Archive for September, 2008

Tuesday, September 16th, 2008
Consensus Point Customer Best Buy Profiled in Wall Street Journal

When executives at electronics retailer Best Buy Co. want to know if a new product or idea is likely to succeed, they can seek the opinion of rank-and-file employees by turning to the company’s “prediction market.”

The market, called TagTrade, allows Best Buy’s workers to trade imaginary stocks based on answers to managers’ questions. The market’s judgment has often proved to be more accurate than the company’s official forecasts.

TagTrade is open to all of Best Buy’s 115,000 U.S. employees. The roughly 2,100 of them who choose to participate get $1 million in fake money to trade for a nine-month period. The top trader in the period wins a $200 gift certificate.

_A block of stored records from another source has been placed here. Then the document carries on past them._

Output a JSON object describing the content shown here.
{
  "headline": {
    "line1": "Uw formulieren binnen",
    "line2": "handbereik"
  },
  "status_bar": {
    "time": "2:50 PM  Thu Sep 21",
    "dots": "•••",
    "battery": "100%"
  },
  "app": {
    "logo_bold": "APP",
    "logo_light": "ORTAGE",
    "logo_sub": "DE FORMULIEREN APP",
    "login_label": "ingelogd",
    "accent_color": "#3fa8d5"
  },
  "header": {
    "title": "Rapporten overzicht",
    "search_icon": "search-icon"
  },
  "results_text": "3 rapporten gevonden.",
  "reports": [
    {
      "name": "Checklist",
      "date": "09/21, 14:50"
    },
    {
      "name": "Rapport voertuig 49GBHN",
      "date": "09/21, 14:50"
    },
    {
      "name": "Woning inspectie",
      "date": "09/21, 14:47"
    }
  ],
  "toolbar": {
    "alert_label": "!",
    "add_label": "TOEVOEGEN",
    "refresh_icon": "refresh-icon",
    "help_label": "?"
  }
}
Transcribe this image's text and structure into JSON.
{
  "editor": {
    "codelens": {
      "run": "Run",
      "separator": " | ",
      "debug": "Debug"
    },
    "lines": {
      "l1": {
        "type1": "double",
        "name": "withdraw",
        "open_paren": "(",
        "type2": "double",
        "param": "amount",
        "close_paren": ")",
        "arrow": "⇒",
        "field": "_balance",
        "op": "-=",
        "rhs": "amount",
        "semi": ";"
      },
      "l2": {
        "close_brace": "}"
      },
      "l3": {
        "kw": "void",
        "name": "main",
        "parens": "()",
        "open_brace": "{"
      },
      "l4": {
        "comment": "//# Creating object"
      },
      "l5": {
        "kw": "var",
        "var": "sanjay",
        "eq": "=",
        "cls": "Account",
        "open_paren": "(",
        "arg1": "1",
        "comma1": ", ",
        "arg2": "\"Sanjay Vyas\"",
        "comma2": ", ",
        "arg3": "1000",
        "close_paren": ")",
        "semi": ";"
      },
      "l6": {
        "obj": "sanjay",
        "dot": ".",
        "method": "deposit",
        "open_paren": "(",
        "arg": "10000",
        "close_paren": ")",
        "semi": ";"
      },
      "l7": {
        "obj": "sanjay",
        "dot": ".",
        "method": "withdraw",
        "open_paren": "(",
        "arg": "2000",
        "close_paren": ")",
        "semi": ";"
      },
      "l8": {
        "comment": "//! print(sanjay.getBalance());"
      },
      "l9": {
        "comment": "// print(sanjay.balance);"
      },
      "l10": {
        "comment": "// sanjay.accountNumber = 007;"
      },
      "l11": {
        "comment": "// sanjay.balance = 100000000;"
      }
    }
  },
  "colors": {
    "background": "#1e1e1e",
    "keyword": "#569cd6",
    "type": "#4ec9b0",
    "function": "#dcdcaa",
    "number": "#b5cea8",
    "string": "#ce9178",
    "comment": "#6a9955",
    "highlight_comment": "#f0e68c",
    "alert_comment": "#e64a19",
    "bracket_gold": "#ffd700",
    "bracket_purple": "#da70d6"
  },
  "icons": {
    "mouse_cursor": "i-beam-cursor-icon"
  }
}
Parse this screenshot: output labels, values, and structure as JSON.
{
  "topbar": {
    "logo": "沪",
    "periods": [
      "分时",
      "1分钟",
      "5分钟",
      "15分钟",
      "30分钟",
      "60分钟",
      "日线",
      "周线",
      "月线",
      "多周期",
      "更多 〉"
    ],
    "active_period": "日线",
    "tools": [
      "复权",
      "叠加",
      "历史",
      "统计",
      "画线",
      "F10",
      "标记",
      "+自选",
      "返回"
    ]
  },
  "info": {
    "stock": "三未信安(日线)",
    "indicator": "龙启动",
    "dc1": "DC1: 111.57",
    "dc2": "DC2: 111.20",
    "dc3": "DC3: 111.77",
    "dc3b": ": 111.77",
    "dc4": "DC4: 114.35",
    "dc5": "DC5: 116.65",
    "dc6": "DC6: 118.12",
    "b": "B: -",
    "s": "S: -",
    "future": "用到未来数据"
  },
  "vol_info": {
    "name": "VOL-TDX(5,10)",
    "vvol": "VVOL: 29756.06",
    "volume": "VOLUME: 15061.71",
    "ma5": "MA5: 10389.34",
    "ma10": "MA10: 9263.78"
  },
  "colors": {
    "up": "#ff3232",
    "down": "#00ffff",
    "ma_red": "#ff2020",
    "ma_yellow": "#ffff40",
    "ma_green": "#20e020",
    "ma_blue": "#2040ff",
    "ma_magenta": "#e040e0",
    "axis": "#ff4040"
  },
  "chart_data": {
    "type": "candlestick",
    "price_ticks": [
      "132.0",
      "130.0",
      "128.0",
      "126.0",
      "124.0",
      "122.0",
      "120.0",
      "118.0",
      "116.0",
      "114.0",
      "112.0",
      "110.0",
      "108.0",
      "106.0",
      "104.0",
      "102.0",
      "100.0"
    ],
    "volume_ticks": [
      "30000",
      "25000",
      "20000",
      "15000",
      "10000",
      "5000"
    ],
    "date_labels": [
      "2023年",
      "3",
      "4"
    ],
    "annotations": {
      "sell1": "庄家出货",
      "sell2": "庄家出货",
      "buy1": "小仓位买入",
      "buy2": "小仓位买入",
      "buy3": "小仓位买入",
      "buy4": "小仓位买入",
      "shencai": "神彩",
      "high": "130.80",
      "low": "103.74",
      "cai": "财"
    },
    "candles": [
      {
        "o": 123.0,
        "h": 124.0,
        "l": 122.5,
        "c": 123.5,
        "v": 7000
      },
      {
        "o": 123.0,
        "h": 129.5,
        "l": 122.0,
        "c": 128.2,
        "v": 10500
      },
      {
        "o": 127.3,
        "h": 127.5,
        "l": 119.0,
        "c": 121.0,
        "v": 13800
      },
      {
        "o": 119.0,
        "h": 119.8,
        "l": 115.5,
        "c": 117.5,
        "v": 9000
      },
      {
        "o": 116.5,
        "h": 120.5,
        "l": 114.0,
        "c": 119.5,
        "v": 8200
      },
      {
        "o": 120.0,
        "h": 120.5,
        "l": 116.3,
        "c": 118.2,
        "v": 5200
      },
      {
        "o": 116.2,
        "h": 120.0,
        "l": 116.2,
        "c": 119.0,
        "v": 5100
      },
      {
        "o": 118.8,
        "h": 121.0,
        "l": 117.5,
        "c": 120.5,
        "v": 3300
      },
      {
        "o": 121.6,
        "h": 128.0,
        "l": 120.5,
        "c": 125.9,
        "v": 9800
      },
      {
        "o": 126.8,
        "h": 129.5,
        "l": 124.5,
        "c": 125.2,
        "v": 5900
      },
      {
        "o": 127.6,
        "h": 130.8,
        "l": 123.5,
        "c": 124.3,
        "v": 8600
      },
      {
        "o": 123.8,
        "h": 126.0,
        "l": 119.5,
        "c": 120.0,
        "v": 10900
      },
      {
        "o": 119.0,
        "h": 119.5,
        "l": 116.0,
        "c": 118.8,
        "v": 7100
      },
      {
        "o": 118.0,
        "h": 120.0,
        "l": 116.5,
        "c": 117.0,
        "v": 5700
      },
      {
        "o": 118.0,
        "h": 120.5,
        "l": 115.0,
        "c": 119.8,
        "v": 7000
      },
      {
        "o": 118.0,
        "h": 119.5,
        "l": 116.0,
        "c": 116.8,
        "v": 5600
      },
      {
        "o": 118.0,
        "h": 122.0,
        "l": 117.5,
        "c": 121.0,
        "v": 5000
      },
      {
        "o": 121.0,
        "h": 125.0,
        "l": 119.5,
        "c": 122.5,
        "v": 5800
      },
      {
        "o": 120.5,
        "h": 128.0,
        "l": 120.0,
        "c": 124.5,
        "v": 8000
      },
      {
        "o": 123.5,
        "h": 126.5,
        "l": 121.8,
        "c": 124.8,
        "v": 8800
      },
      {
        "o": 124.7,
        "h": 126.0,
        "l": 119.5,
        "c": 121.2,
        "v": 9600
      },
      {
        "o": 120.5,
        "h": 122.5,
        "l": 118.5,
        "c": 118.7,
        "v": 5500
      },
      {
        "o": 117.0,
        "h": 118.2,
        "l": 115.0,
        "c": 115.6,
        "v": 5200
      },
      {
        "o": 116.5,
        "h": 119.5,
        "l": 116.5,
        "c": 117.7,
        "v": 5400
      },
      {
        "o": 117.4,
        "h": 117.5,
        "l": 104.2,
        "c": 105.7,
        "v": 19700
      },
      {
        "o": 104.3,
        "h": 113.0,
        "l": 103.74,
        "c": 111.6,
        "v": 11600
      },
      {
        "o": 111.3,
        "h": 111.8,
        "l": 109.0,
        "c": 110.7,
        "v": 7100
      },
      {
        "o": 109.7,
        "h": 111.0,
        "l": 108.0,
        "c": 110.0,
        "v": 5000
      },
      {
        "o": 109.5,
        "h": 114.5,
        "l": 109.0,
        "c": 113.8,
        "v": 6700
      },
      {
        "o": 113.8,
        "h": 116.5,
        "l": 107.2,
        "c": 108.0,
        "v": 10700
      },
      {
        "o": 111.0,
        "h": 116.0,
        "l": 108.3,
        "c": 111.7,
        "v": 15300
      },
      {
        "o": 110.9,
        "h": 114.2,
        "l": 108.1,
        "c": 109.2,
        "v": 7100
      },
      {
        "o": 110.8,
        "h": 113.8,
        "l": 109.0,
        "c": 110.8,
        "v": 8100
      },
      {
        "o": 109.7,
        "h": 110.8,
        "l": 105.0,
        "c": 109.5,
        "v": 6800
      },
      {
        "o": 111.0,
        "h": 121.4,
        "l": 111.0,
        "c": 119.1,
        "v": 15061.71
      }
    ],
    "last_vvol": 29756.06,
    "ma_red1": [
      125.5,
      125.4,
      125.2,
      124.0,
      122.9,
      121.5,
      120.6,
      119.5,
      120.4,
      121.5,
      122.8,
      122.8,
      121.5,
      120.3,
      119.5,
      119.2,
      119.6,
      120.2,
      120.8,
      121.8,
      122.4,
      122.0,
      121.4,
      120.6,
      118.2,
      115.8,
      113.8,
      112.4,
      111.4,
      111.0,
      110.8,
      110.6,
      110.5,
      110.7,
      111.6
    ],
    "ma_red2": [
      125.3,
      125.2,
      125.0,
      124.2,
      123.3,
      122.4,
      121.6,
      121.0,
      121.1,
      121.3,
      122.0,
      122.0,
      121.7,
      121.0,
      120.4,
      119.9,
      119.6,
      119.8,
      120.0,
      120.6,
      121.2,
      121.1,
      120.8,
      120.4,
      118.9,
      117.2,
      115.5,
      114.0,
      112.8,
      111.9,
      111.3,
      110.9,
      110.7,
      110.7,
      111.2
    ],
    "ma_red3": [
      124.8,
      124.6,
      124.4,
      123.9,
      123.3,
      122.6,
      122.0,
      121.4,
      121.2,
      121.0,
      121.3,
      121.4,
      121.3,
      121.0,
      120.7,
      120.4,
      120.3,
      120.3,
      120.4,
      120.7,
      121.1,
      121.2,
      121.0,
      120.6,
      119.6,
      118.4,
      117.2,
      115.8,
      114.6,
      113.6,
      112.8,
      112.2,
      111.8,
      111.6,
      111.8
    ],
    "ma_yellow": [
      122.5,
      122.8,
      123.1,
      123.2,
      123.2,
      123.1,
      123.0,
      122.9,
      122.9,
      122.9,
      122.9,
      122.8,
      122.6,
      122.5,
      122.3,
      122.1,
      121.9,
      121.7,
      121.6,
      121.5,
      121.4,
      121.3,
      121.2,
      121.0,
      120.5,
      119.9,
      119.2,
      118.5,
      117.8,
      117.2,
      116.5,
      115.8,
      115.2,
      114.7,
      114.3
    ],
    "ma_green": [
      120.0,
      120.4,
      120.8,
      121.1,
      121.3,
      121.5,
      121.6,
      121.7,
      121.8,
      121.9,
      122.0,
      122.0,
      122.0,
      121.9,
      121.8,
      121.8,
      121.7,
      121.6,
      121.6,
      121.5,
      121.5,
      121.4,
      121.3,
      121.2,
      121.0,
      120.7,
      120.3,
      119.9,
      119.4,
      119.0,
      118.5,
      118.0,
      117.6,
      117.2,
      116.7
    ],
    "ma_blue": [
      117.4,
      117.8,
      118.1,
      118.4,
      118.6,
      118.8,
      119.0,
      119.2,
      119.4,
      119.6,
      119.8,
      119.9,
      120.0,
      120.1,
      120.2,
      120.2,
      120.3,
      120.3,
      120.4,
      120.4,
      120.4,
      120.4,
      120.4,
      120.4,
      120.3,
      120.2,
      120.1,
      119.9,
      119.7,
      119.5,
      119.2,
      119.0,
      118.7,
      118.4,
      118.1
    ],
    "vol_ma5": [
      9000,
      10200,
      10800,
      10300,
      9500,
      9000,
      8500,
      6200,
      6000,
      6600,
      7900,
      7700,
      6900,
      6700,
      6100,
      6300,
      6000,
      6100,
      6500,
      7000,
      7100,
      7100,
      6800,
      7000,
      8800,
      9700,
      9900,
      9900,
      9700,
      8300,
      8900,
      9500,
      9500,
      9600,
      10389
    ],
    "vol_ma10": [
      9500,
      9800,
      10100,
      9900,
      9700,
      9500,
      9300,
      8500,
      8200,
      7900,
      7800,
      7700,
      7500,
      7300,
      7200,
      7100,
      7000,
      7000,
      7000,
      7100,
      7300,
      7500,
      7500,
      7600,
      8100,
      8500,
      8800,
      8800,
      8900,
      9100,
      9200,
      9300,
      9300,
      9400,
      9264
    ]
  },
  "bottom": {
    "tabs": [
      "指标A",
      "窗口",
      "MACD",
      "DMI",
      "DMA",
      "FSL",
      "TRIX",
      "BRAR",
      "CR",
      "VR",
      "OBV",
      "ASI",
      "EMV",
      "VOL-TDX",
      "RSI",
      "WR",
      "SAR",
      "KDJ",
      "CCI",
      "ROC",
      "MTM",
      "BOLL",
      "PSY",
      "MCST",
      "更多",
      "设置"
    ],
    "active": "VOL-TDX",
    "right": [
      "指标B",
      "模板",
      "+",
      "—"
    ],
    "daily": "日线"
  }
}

Jeff Severts, a 38-year-old executive who is currently chief of the company’s Geek Squad personal-computer maintenance services, spearheaded development of the market. Mr. Severts says TagTrade helps flag potential problems early.

In January, he asked both his management team and the market to predict sales of a new service package the company was offering for laptop computers. A week before the company began selling the product, the market’s guess was 33% lower than the team’s official sales forecast. It subsequently sank further.

When initial sales figures confirmed the market’s prediction, Mr. Severts ended the offer and began redesigning the service package. He listed a TagTrade stock to gauge the revised package’s chances of starting on time, in mid-September. The stock rose, and Mr. Severts says he took “great comfort from that.” On Sunday, Best Buy started offering the new package.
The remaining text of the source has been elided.